Conrado Hübner Mendes

"A síntese do desgoverno procedimental do STF está em duas regras não escritas: quando um não quer, 11 não decidem; quando um quer, decide sozinho por liminar e sujeita o tribunal ao seu juízo de oportunidade. Praticam obstrução passiva no primeiro caso, e obstrução ativa no segundo".

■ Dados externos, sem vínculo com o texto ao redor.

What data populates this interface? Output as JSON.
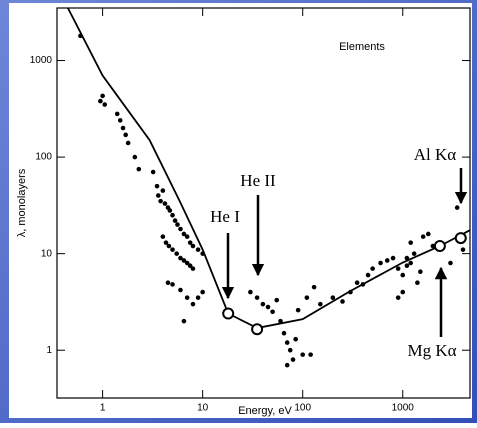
{
  "chart_data": {
    "type": "scatter",
    "xlabel": "Energy, eV",
    "ylabel": "λ, monolayers",
    "annotations": [
      "Elements",
      "He I",
      "He II",
      "Al Kα",
      "Mg Kα"
    ],
    "log_x": true,
    "log_y": true,
    "xlim": [
      0.35,
      4700
    ],
    "ylim": [
      0.32,
      3500
    ],
    "xticks": [
      1,
      10,
      100,
      1000
    ],
    "yticks": [
      1,
      10,
      100,
      1000
    ],
    "series": [
      {
        "mode": "line",
        "color": "#000000",
        "x": [
          0.45,
          1,
          2.95,
          5.9,
          10,
          18,
          35,
          100,
          300,
          1000,
          2350,
          4700
        ],
        "values": [
          3500,
          700,
          150,
          35,
          11,
          2.4,
          1.7,
          2.1,
          4.1,
          8.1,
          12,
          17.5
        ]
      },
      {
        "mode": "markers",
        "color": "#000000",
        "x": [
          0.6,
          0.95,
          1.0,
          1.05,
          1.4,
          1.5,
          1.6,
          1.7,
          1.8,
          2.1,
          2.3,
          3.2,
          3.5,
          3.6,
          3.8,
          4,
          4.2,
          4.5,
          4.7,
          5,
          5.3,
          5.6,
          6,
          6.5,
          7,
          7.5,
          8,
          9,
          10,
          4,
          4.3,
          4.6,
          5,
          5.5,
          6,
          6.5,
          7,
          7.5,
          8,
          4.5,
          5,
          6,
          7,
          8,
          6.5,
          9,
          10,
          30,
          35,
          40,
          45,
          50,
          55,
          60,
          65,
          70,
          75,
          80,
          70,
          85,
          90,
          100,
          120,
          110,
          130,
          150,
          200,
          250,
          300,
          350,
          400,
          450,
          500,
          600,
          700,
          800,
          900,
          1000,
          1100,
          1200,
          1300,
          1400,
          1500,
          1000,
          900,
          1200,
          1600,
          1800,
          2000,
          2500,
          3000,
          3500,
          4000,
          1100
        ],
        "values": [
          1800,
          380,
          430,
          350,
          280,
          240,
          200,
          170,
          140,
          100,
          75,
          70,
          50,
          40,
          35,
          45,
          33,
          30,
          28,
          25,
          22,
          20,
          18,
          16,
          15,
          13,
          12,
          11,
          10,
          15,
          13,
          12,
          11,
          10,
          9,
          8.5,
          8,
          7.5,
          7,
          5,
          4.8,
          4.2,
          3.5,
          3,
          2,
          3.5,
          4,
          4,
          3.5,
          3,
          2.8,
          2.5,
          3.3,
          2,
          1.5,
          1.2,
          1,
          0.8,
          0.7,
          1.3,
          2.6,
          0.9,
          0.9,
          3.5,
          4.5,
          3,
          3.5,
          3.2,
          4,
          5,
          4.8,
          6,
          7,
          8,
          8.5,
          9,
          7,
          6,
          7.5,
          8,
          10,
          5,
          6.5,
          4,
          3.5,
          13,
          15,
          16,
          12,
          12,
          8,
          30,
          11,
          9
        ]
      },
      {
        "mode": "open-markers",
        "color": "#000000",
        "x": [
          18,
          35,
          2350,
          3800
        ],
        "values": [
          2.4,
          1.65,
          12,
          14.5
        ]
      }
    ]
  }
}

Por Conrado Hübner Mendes, na Folha/Ilustríssima


O Supremo Tribunal Federal é protagonista de uma democracia em desencanto. Os lances mais sintomáticos da recente degeneração da política brasileira passam por ali. A corte está em dívida com muitas perguntas, novas e velhas, e vale lembrar algumas delas antes que os tribunais voltem do descanso anual nos próximos dias.

Se Delcídio do Amaral (PT-MS), Eduardo Cunha (MDB-RJ), Renan Calheiros (MDB-AL) e Aécio Neves (PSDB-MG) detinham as mesmas prerrogativas parlamentares, por que, diante das evidências de crime, receberam tratamento diverso?

Se houve desvio de finalidade no ato da presidente Dilma Rousseff (PT) em nomear Lula (PT) como ministro, por que não teria havido o mesmo na conversão, pelo presidente Michel Temer (MDB), de Moreira Franco (MDB) em ministro?

Se o STF autorizou a prisão após condenação em segunda instância, por que ministros continuam a conceder habeas corpus contra a orientação do plenário, como se o precedente não existisse?

Se a restrição ao foro privilegiado já tem oito votos favoráveis, pode um ministro pedir vista sob alegação de que o Congresso se manifestará a respeito? Pode ignorar o prazo para devolução do processo?

Se lá chegam tantos casos centrais da agenda do país, como pode um magistrado, sozinho, manipular a pauta pública ao seu sabor (por meio de pedidos de vista, de liminares engavetadas etc.)?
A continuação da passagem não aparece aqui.